Telpon cepat terhubung, ayah segera memperkenalkan diri, begitu tahu dari keluargaku, Bu Liu sangat ramah, "Anak perempuan Anda sudah sembuh kan?"

"Belum." Ayah menghela nafas, menceritakan proses mencari paranormal, "Bu, saya lihat Anda meninggalkan nomor, katanya kenal paranormal, saya ingin tanya, tapi harus paranormal yang benar-benar hebat, yang mengganggu anak saya bukan main, paranormal biasa bisa celaka!"

"Begitu ya." Bu Liu terkejut, lalu berkata, "Paranormal yang saya kenal tinggal di desa, kerabat jauh, saya panggil paman, dia setengah shaman, di altar ada dewa pohon willow, katanya punya ribuan prajurit, seberapa hebatnya saya juga tak tahu, begini, kalau Anda butuh, saya bisa antar ke sana, biar paman saya lihat dulu."

"Terima kasih!"

"Tak perlu, saya justru berterima kasih pada anak Anda, berkat dia ibu saya bisa pergi dengan tenang."

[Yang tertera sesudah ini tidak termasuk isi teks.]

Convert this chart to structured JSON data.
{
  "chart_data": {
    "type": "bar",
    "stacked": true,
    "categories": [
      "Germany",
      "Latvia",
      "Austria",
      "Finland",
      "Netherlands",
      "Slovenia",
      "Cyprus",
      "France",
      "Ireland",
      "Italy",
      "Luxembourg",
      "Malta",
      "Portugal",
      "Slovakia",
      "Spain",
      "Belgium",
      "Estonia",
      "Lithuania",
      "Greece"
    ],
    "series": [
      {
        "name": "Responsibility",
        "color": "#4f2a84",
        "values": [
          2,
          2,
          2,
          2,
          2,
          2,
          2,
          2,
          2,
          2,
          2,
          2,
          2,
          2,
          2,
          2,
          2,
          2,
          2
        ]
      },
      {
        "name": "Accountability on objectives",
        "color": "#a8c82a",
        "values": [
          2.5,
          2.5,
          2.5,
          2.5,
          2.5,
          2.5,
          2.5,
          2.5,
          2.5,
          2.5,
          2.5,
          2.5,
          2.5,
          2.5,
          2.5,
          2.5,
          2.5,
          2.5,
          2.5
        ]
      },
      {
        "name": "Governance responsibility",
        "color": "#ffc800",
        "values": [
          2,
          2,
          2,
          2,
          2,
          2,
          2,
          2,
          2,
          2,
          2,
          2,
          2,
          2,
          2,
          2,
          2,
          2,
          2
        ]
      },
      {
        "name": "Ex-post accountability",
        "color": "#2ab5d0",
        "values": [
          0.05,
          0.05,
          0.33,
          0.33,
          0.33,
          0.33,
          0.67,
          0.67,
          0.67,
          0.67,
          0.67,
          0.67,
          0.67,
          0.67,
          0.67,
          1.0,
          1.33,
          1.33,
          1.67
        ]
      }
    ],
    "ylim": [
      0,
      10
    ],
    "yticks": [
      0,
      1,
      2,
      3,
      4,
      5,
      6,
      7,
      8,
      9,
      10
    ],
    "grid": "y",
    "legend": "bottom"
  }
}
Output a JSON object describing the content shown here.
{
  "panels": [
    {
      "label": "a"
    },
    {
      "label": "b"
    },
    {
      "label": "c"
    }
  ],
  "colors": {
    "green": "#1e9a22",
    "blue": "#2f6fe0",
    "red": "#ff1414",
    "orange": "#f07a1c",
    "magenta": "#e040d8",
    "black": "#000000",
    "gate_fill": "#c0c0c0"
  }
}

Setelah mengobrol, ayah menyimpan buku catatan, "Baik, besok kita coba lagi."

Aku mengangguk, hati terasa rumit. Mungkin sudah terbiasa, rasanya seperti apapun yang terjadi, ya sudahlah.

"Ayah, aku masuk kamar dulu." Aku berpegangan pada sandaran sofa, ayah membantuku berdiri, "Pelan-pelan ..."

Di kamar, ayah menyuruhku duduk di pinggir ranjang, ia membawa kotak obat, membuka dan menaikkan celana panjangku.

Melepas perban di pergelangan kaki, bau busuk langsung tercium. Aku tenang memandang pergelangan kaki, awalnya hanya benjolan merah, dua hari kemudian membesar, setelah digaruk keluar nanah, daging mulai membusuk, membentuk lubang hitam, ayah kira digigit serangga, dibawa ke rumah sakit, dokter bilang ini mirip luka tekan, setelah daging busuk dibersihkan, terbentuk saluran di dalam, dokter heran, luka tekan kok di pergelangan kaki? Padahal aku bukan pasien yang lama berbaring.

Dokter menyarankan rawat inap, jika infeksi bisa berbahaya. Aku menolak. Takut kalau masuk rumah sakit, tak bisa keluar.

Ayahku tak bisa memaksaku, mungkin ia juga sadar, lukaku sama seperti mobil, gara-gara gangguan. Akhirnya aku dibawa pulang.

Sekarang, berjalan jadi pincang, tiap malam, ayah membersihkan lukaku dengan jarum suntik berisi air garam, lalu dibalut, supaya tak infeksi. Jadi, saat aku berbohong pada ibu, ayah merasa sedih, tapi kalau tidak bohong, ibu bisa makin sakit kalau tahu aku punya luka busuk.

Bibi Ketiga, setelah keluar rumah sakit, ayah mengirimnya pulang untuk istirahat, bilang ke orang luar bahwa beliau jatuh dan lidahnya tergigit, untung setelah pulih, bicara masih bisa, meski agak cadel, asal hati-hati bisa didengar.

Rumah yang kutinggali tiap malam ada suara aneh, saat menutup mata terasa ada yang mengetuk jendela, atau seperti butiran jatuh dan bergulir, ayah pernah mendengar suara air di ruang tamu, saat diperiksa tak ada apa-apa, kalau kesal ia berteriak, bahkan pernah mengayunkan pisau di rumah, kalau Bibi Ketiga tinggal kembali, khawatir mengganggu pemulihan.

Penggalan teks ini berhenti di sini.